Já a Grendene (GRND3) citou queda dos embarques em diversos países da América Latina no balanço do primeiro trimestre. A tendência já se fazia presente no trimestre anterior. Por isso, a menção no relatório à Argentina destaca que o país “continua sofrendo com a crise política e econômica”.
Três anos de quedas para têxteis
O setor têxtil brasileiro segue esperando melhoras nas exportações para a Argentina, que caem há três anos, de acordo com dados da Associação Brasileira da Indústria Têxtil e de Confecção (Abit).
Todos os segmentos, com exceção de confecções, sofreram diminuição nas exportações para o país, segundo estudo elaborado para o InfoMoney.

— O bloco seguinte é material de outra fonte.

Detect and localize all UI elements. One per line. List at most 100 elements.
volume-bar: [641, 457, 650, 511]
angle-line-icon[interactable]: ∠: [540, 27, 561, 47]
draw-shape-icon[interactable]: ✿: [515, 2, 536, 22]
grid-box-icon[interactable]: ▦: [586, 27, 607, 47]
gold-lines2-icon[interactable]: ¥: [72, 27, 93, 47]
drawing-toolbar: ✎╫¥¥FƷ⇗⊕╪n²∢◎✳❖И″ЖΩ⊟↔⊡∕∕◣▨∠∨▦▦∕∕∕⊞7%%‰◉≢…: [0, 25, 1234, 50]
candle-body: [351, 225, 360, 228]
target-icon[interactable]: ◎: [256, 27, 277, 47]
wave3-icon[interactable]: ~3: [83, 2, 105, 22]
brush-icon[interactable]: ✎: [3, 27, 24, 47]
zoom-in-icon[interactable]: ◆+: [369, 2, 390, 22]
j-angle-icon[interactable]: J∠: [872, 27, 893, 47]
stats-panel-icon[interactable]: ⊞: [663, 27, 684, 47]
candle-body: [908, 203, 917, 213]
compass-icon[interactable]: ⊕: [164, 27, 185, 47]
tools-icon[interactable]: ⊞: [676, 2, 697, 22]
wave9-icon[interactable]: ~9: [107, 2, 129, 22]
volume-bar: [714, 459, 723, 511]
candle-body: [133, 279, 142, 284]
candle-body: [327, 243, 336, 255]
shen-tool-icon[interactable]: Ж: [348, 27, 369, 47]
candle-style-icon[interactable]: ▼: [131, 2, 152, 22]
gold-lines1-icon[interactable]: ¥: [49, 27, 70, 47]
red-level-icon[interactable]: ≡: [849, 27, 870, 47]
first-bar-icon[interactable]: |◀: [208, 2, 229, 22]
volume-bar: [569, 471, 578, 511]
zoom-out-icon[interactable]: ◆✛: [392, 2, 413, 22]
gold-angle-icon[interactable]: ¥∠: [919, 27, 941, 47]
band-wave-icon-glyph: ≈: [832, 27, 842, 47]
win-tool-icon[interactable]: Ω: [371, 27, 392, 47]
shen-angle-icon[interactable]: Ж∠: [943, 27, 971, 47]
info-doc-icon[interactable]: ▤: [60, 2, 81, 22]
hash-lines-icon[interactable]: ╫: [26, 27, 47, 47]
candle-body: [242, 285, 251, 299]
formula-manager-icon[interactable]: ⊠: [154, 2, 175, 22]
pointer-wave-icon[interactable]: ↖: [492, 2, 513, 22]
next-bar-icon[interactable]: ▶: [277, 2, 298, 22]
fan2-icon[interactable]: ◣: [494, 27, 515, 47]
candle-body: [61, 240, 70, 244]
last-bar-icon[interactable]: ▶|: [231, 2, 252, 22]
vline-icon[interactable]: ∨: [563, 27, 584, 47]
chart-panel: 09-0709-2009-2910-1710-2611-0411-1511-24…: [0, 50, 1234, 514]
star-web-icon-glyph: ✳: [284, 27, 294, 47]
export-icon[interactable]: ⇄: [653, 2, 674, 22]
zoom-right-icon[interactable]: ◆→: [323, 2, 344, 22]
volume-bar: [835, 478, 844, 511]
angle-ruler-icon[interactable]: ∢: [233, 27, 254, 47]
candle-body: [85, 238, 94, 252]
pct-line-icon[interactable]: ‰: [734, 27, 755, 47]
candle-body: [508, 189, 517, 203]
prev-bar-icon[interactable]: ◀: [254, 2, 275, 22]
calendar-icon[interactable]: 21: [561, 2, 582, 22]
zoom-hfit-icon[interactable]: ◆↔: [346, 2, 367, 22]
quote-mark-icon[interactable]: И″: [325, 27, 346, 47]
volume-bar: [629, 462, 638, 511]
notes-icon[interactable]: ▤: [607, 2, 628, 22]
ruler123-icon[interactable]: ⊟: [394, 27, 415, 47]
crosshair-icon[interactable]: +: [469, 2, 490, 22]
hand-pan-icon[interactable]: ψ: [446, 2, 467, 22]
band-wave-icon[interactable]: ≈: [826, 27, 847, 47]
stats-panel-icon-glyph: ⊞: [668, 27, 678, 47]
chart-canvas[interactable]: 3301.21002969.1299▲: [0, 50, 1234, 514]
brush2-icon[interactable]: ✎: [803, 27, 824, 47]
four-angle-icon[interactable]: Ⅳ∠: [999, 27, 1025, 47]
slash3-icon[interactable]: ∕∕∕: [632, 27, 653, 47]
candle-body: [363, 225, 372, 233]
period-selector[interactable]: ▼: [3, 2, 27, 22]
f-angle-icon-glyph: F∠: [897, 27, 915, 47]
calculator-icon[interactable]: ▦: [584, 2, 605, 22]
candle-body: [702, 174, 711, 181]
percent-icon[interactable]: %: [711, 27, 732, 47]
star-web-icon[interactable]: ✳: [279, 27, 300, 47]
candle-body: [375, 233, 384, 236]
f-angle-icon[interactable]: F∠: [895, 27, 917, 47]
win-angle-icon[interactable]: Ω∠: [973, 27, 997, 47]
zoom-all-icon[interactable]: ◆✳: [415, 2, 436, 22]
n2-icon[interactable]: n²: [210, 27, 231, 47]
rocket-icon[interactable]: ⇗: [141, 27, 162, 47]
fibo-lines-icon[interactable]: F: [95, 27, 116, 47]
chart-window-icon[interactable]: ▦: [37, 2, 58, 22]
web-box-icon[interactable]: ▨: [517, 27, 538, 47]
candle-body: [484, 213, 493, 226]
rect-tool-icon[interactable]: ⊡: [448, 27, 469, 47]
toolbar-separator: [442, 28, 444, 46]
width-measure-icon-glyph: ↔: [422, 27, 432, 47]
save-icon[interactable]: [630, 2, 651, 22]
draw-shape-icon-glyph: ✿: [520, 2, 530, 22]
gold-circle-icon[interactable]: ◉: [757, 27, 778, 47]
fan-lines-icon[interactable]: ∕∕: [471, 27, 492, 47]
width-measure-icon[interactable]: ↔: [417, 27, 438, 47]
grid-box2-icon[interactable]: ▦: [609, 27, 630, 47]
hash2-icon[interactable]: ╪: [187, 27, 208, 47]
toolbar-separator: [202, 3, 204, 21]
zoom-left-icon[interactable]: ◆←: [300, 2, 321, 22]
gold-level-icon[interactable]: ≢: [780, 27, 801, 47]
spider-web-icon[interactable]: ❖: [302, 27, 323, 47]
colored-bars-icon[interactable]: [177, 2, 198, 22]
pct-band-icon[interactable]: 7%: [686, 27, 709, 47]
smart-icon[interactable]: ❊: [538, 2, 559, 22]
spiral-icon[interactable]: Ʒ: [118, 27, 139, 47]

Exportação de têxtil e confecção do Brasil à Argentina (em US$ 1.000)
Variação (%) | |||
Jan-Mai 2023 | Jan-Mai 2024 | Jan-Mai 2024/2023 | |
Total Geral | 102.525 | 74.459 | -27,37 |
1. Fibras Têxteis | 11.047 | 10.478 | -5,15 |
2. Fios | 4.157 | 923 | -77,80 |
3. Filamentos | 14.861 | 8.124 | -45,33 |
4. Tecidos | 25.583 | 13.686 | -46,51 |
5. Linhas de Costura | 1.772 | 919 | -48,15 |
6. Confecções | 7.527 | 11.202 | 48,83 |
7. Outras Manufaturas | 37.578 | 29.127 | -22,49 |
“Especificamente, nos primeiros cinco meses de 2024, em comparação com o mesmo período de 2023, registramos uma redução de -27% nas exportações totais do setor Têxtil e de Confeccionados. Além disso, ao compararmos os números deste ano com os do início de 2022, identificamos uma queda de -42%”, afirma o estudo.
Por fim, o relatório também destaca que houve queda de 27% nas importações mundiais de têxteis e confeccionados pela Argentina em comparação com o mesmo período de 2023. ” Isso evidencia o impacto direto na relação comercial bilateral entre os dois países”, diz a associação.